Untuk mendorong kinerja Sales Center dan mitra developer, BTN menawarkan special rate kepada nasabah sebesar 2,65 persen fixed selama 3 tahun, lebih rendah dibandingkan special rate pada 2024 dan 2023 yakni masing-masing sebesar 3,75 persen dan 5,99 persen.
Untuk fixed rate sebesar 2,65 persen selama 3 tahun tersebut berlaku untuk akad kredit selama Juni hingga 30 September 2025 dengan minimal plafon Rp750 juta dan minimal tenor 15 tahun.
Kenaikan bunga berjenjang akan berlaku sebesar 3 persen per tahun hingga floating.
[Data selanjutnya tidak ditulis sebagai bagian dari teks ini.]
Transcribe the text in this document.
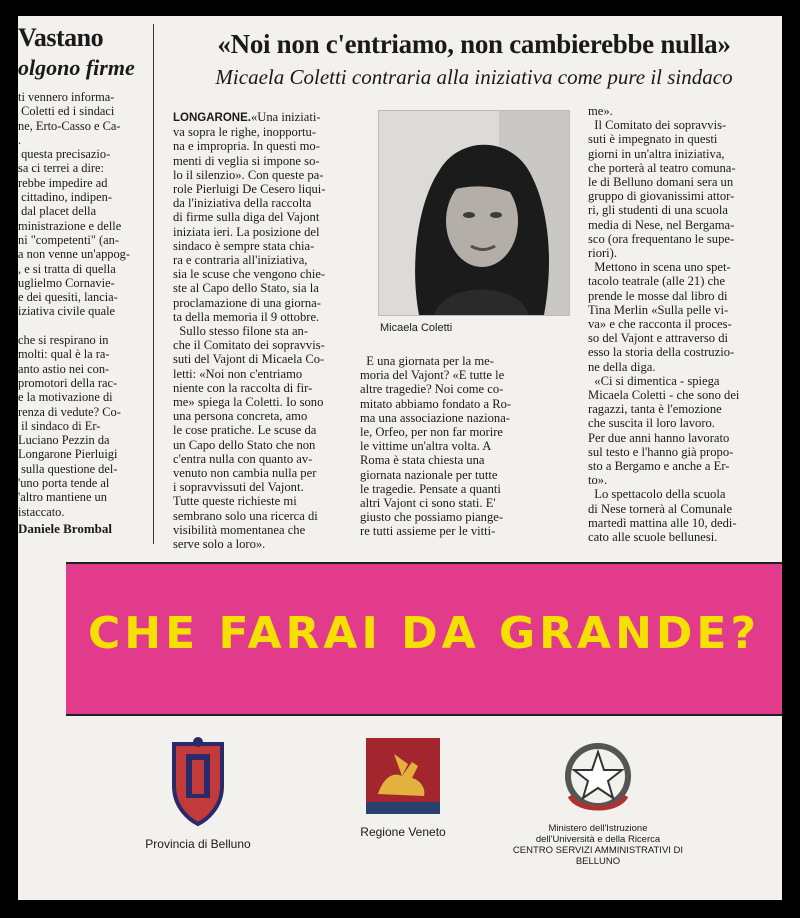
Vastano
olgono firme

ti vennero informa-
Coletti ed i sindaci
ne, Erto-Casso e Ca-
.
questa precisazio-
sa ci terrei a dire:
rebbe impedire ad
cittadino, indipen-
dal placet della
ministrazione e delle
ni "competenti" (an-
a non venne un'appog-
, e si tratta di quella
uglielmo Cornavie-
e dei quesiti, lancia-
iziativa civile quale

che si respirano in
molti: qual è la ra-
anto astio nei con-
promotori della rac-
e la motivazione di
renza di vedute? Co-
il sindaco di Er-
Luciano Pezzin da
Longarone Pierluigi
sulla questione del-
'uno porta tende al
'altro mantiene un
istaccato.

Daniele Brombal
«Noi non c'entriamo, non cambierebbe nulla»
Micaela Coletti contraria alla iniziativa come pure il sindaco

LONGARONE.«Una iniziati-
va sopra le righe, inopportu-
na e impropria. In questi mo-
menti di veglia si impone so-
lo il silenzio». Con queste pa-
role Pierluigi De Cesero liqui-
da l'iniziativa della raccolta
di firme sulla diga del Vajont
iniziata ieri. La posizione del
sindaco è sempre stata chia-
ra e contraria all'iniziativa,
sia le scuse che vengono chie-
ste al Capo dello Stato, sia la
proclamazione di una giorna-
ta della memoria il 9 ottobre.
Sullo stesso filone sta an-
che il Comitato dei sopravvis-
suti del Vajont di Micaela Co-
letti: «Noi non c'entriamo
niente con la raccolta di fir-
me» spiega la Coletti. Io sono
una persona concreta, amo
le cose pratiche. Le scuse da
un Capo dello Stato che non
c'entra nulla con quanto av-
venuto non cambia nulla per
i sopravvissuti del Vajont.
Tutte queste richieste mi
sembrano solo una ricerca di
visibilità momentanea che
serve solo a loro».

Micaela Coletti

E una giornata per la me-
moria del Vajont? «E tutte le
altre tragedie? Noi come co-
mitato abbiamo fondato a Ro-
ma una associazione naziona-
le, Orfeo, per non far morire
le vittime un'altra volta. A
Roma è stata chiesta una
giornata nazionale per tutte
le tragedie. Pensate a quanti
altri Vajont ci sono stati. E'
giusto che possiamo piange-
re tutti assieme per le vitti-

me».
Il Comitato dei sopravvis-
suti è impegnato in questi
giorni in un'altra iniziativa,
che porterà al teatro comuna-
le di Belluno domani sera un
gruppo di giovanissimi attor-
ri, gli studenti di una scuola
media di Nese, nel Bergama-
sco (ora frequentano le supe-
riori).
Mettono in scena uno spet-
tacolo teatrale (alle 21) che
prende le mosse dal libro di
Tina Merlin «Sulla pelle vi-
va» e che racconta il proces-
so del Vajont e attraverso di
esso la storia della costruzio-
ne della diga.
«Ci si dimentica - spiega
Micaela Coletti - che sono dei
ragazzi, tanta è l'emozione
che suscita il loro lavoro.
Per due anni hanno lavorato
sul testo e l'hanno già propo-
sto a Bergamo e anche a Er-
to».
Lo spettacolo della scuola
di Nese tornerà al Comunale
martedì mattina alle 10, dedi-
cato alle scuole bellunesi.

CHE FARAI DA GRANDE?
Provincia di Belluno
Regione Veneto	Ministero dell'Istruzione
dell'Università e della Ricerca
CENTRO SERVIZI AMMINISTRATIVI DI BELLUNO
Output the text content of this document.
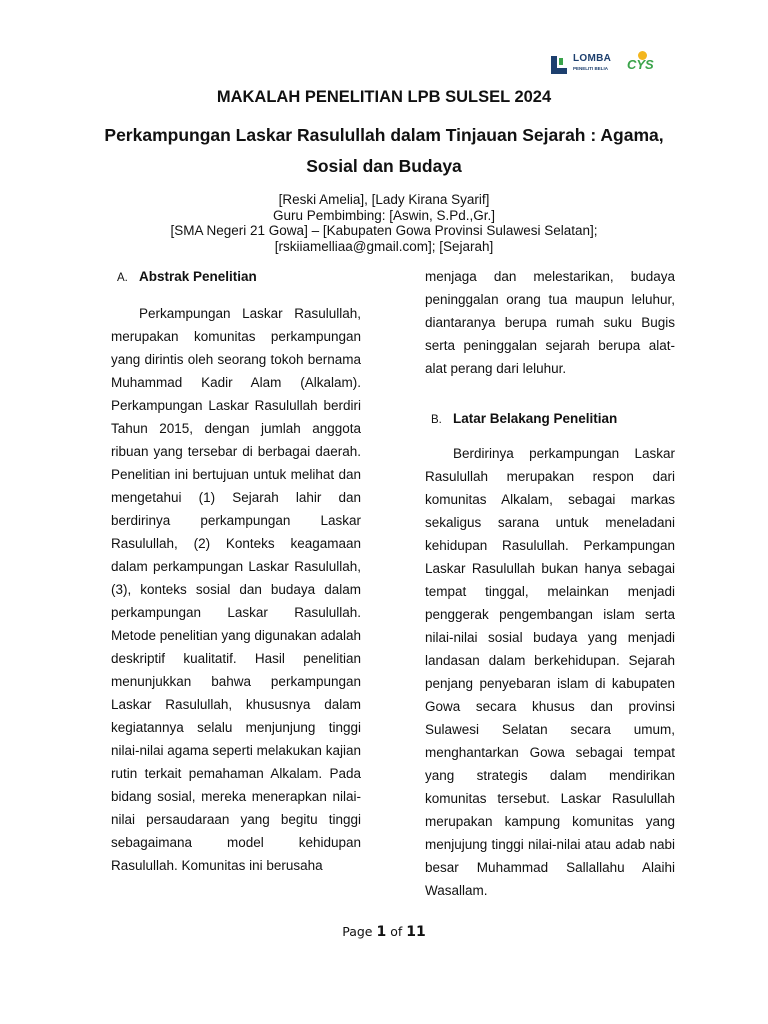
LOMBA
PENELITI BELIA CYS
MAKALAH PENELITIAN LPB SULSEL 2024
Perkampungan Laskar Rasulullah dalam Tinjauan Sejarah : Agama, Sosial dan Budaya
[Reski Amelia], [Lady Kirana Syarif]
Guru Pembimbing: [Aswin, S.Pd.,Gr.]
[SMA Negeri 21 Gowa] – [Kabupaten Gowa Provinsi Sulawesi Selatan];
[rskiiamelliaa@gmail.com]; [Sejarah]

A. Abstrak Penelitian

Perkampungan Laskar Rasulullah, merupakan komunitas perkampungan yang dirintis oleh seorang tokoh bernama Muhammad Kadir Alam (Alkalam). Perkampungan Laskar Rasulullah berdiri Tahun 2015, dengan jumlah anggota ribuan yang tersebar di berbagai daerah. Penelitian ini bertujuan untuk melihat dan mengetahui (1) Sejarah lahir dan berdirinya perkampungan Laskar Rasulullah, (2) Konteks keagamaan dalam perkampungan Laskar Rasulullah, (3), konteks sosial dan budaya dalam perkampungan Laskar Rasulullah. Metode penelitian yang digunakan adalah deskriptif kualitatif. Hasil penelitian menunjukkan bahwa perkampungan Laskar Rasulullah, khususnya dalam kegiatannya selalu menjunjung tinggi nilai-nilai agama seperti melakukan kajian rutin terkait pemahaman Alkalam. Pada bidang sosial, mereka menerapkan nilai-nilai persaudaraan yang begitu tinggi sebagaimana model kehidupan Rasulullah. Komunitas ini berusaha

menjaga dan melestarikan, budaya peninggalan orang tua maupun leluhur, diantaranya berupa rumah suku Bugis serta peninggalan sejarah berupa alat-alat perang dari leluhur.

B. Latar Belakang Penelitian

Berdirinya perkampungan Laskar Rasulullah merupakan respon dari komunitas Alkalam, sebagai markas sekaligus sarana untuk meneladani kehidupan Rasulullah. Perkampungan Laskar Rasulullah bukan hanya sebagai tempat tinggal, melainkan menjadi penggerak pengembangan islam serta nilai-nilai sosial budaya yang menjadi landasan dalam berkehidupan. Sejarah penjang penyebaran islam di kabupaten Gowa secara khusus dan provinsi Sulawesi Selatan secara umum, menghantarkan Gowa sebagai tempat yang strategis dalam mendirikan komunitas tersebut. Laskar Rasulullah merupakan kampung komunitas yang menjujung tinggi nilai-nilai atau adab nabi besar Muhammad Sallallahu Alaihi Wasallam.

Page 1 of 11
Tidak hanya itu, BTN menawarkan sejumlah benefit atau penawaran eksklusif hingga 30 September 2025, yakni di antaranya biaya administrasi hanya Rp500.000 all tiering plafond, diskon 50 persen provisi, serta free appraisal dan Laporan Pemeriksaan Akhir (LPA).
“Perlu kami sampaikan juga bahwa dalam mendukung program 3 Juta Rumah yang diusung pemerintah, ini bukan hanya untuk masyarakat berpenghasilan rendah (MBR) tetapi juga kepada seluruh lapisan masyarakat seperti yang sudah BTN lakukan sejak 1976. Sebab itu kami memberikan apresiasi kepada para mitra developer terbaik atas kontribusinya di KPR Non Subsidi,” kata Hirwandi.
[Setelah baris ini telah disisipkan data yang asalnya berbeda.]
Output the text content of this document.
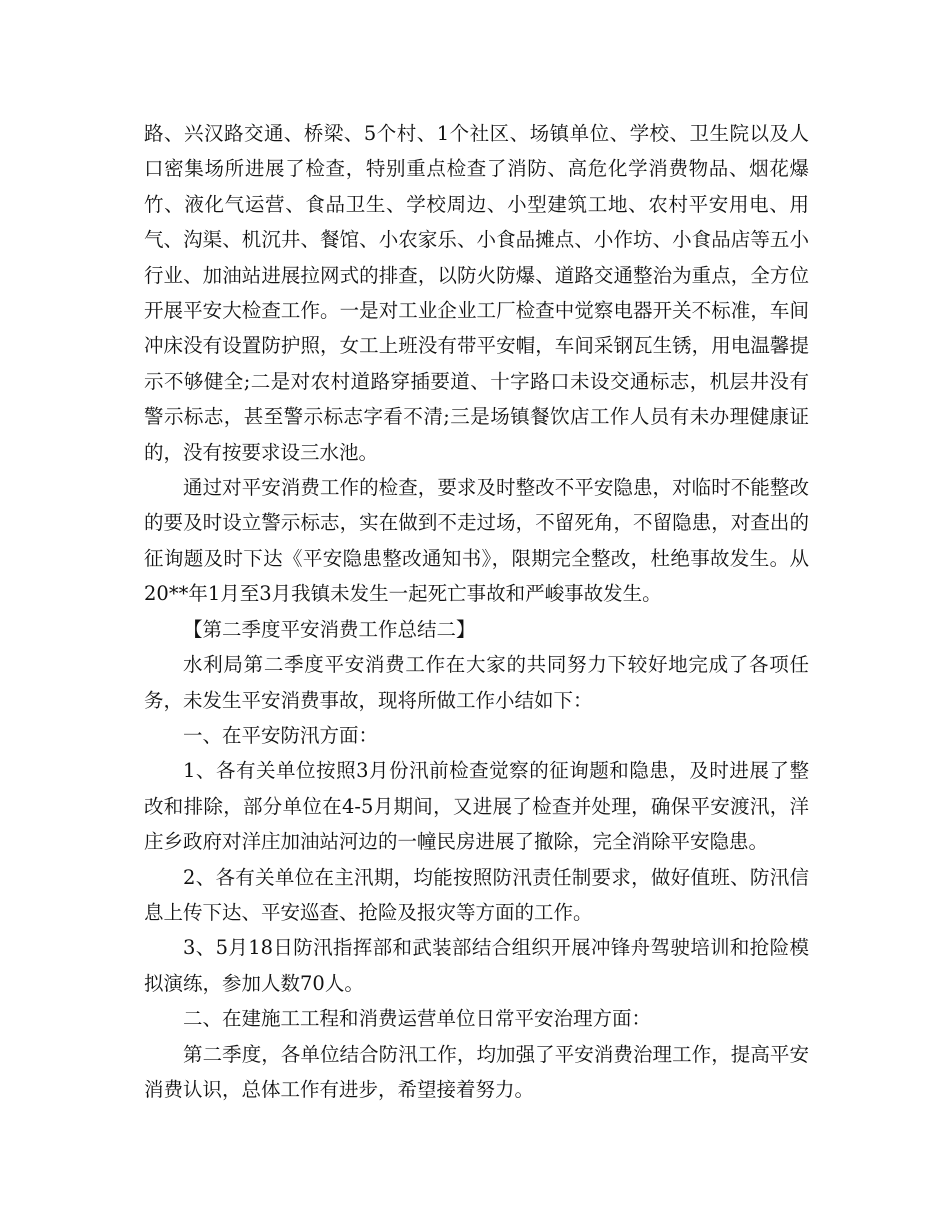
路、兴汉路交通、桥梁、5个村、1个社区、场镇单位、学校、卫生院以及人口密集场所进展了检查，特别重点检查了消防、高危化学消费物品、烟花爆竹、液化气运营、食品卫生、学校周边、小型建筑工地、农村平安用电、用气、沟渠、机沉井、餐馆、小农家乐、小食品摊点、小作坊、小食品店等五小行业、加油站进展拉网式的排查，以防火防爆、道路交通整治为重点，全方位开展平安大检查工作。一是对工业企业工厂检查中觉察电器开关不标准，车间冲床没有设置防护照，女工上班没有带平安帽，车间采钢瓦生锈，用电温馨提示不够健全;二是对农村道路穿插要道、十字路口未设交通标志，机层井没有警示标志，甚至警示标志字看不清;三是场镇餐饮店工作人员有未办理健康证的，没有按要求设三水池。

通过对平安消费工作的检查，要求及时整改不平安隐患，对临时不能整改的要及时设立警示标志，实在做到不走过场，不留死角，不留隐患，对查出的征询题及时下达《平安隐患整改通知书》，限期完全整改，杜绝事故发生。从20**年1月至3月我镇未发生一起死亡事故和严峻事故发生。

【第二季度平安消费工作总结二】

水利局第二季度平安消费工作在大家的共同努力下较好地完成了各项任务，未发生平安消费事故，现将所做工作小结如下：

一、在平安防汛方面：

1、各有关单位按照3月份汛前检查觉察的征询题和隐患，及时进展了整改和排除，部分单位在4-5月期间，又进展了检查并处理，确保平安渡汛，洋庄乡政府对洋庄加油站河边的一幢民房进展了撤除，完全消除平安隐患。

2、各有关单位在主汛期，均能按照防汛责任制要求，做好值班、防汛信息上传下达、平安巡查、抢险及报灾等方面的工作。

3、5月18日防汛指挥部和武装部结合组织开展冲锋舟驾驶培训和抢险模拟演练，参加人数70人。

二、在建施工工程和消费运营单位日常平安治理方面：

第二季度，各单位结合防汛工作，均加强了平安消费治理工作，提高平安消费认识，总体工作有进步，希望接着努力。
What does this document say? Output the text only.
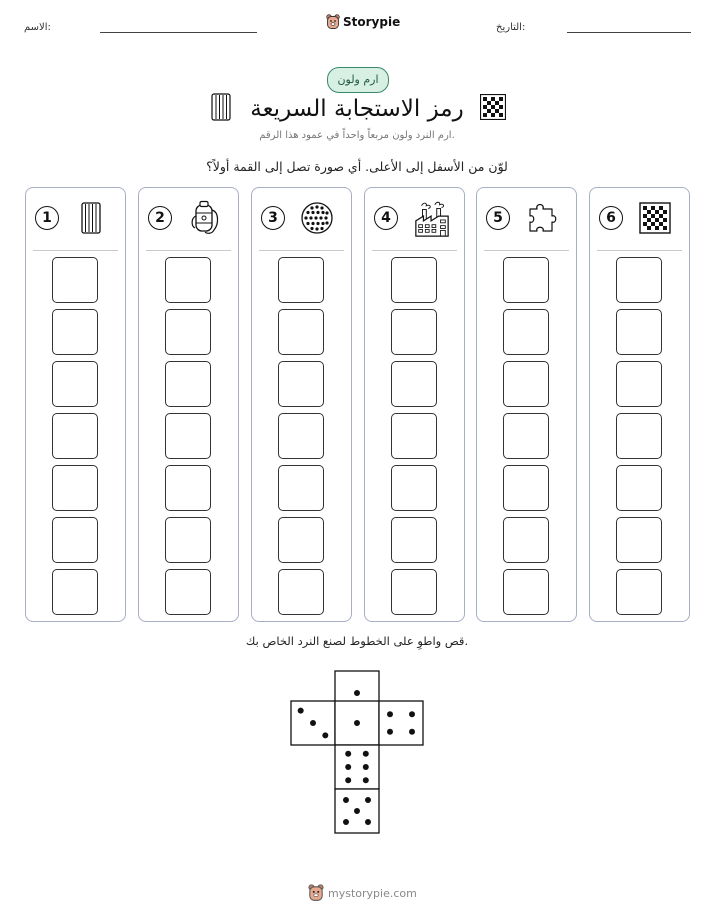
الاسم:	Storypie	التاريخ:
ارم ولون
رمز الاستجابة السريعة
ارم النرد ولون مربعاً واحداً في عمود هذا الرقم.
لوّن من الأسفل إلى الأعلى. أي صورة تصل إلى القمة أولاً؟
1	2	3	4	5	6
قص واطوِ على الخطوط لصنع النرد الخاص بك.
mystorypie.com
Acara Connect & Collaborate menjadi wujud nyata semangat BTN dalam menjalin kemitraan strategis berkelanjutan, sekaligus mengukuhkan peran BTN sebagai mitra utama industri properti di Indonesia.
Kolaborasi ini diharapkan terus berkembang untuk menciptakan ekosistem pembiayaan perumahan yang sehat, berkelanjutan, dan berdampak luas.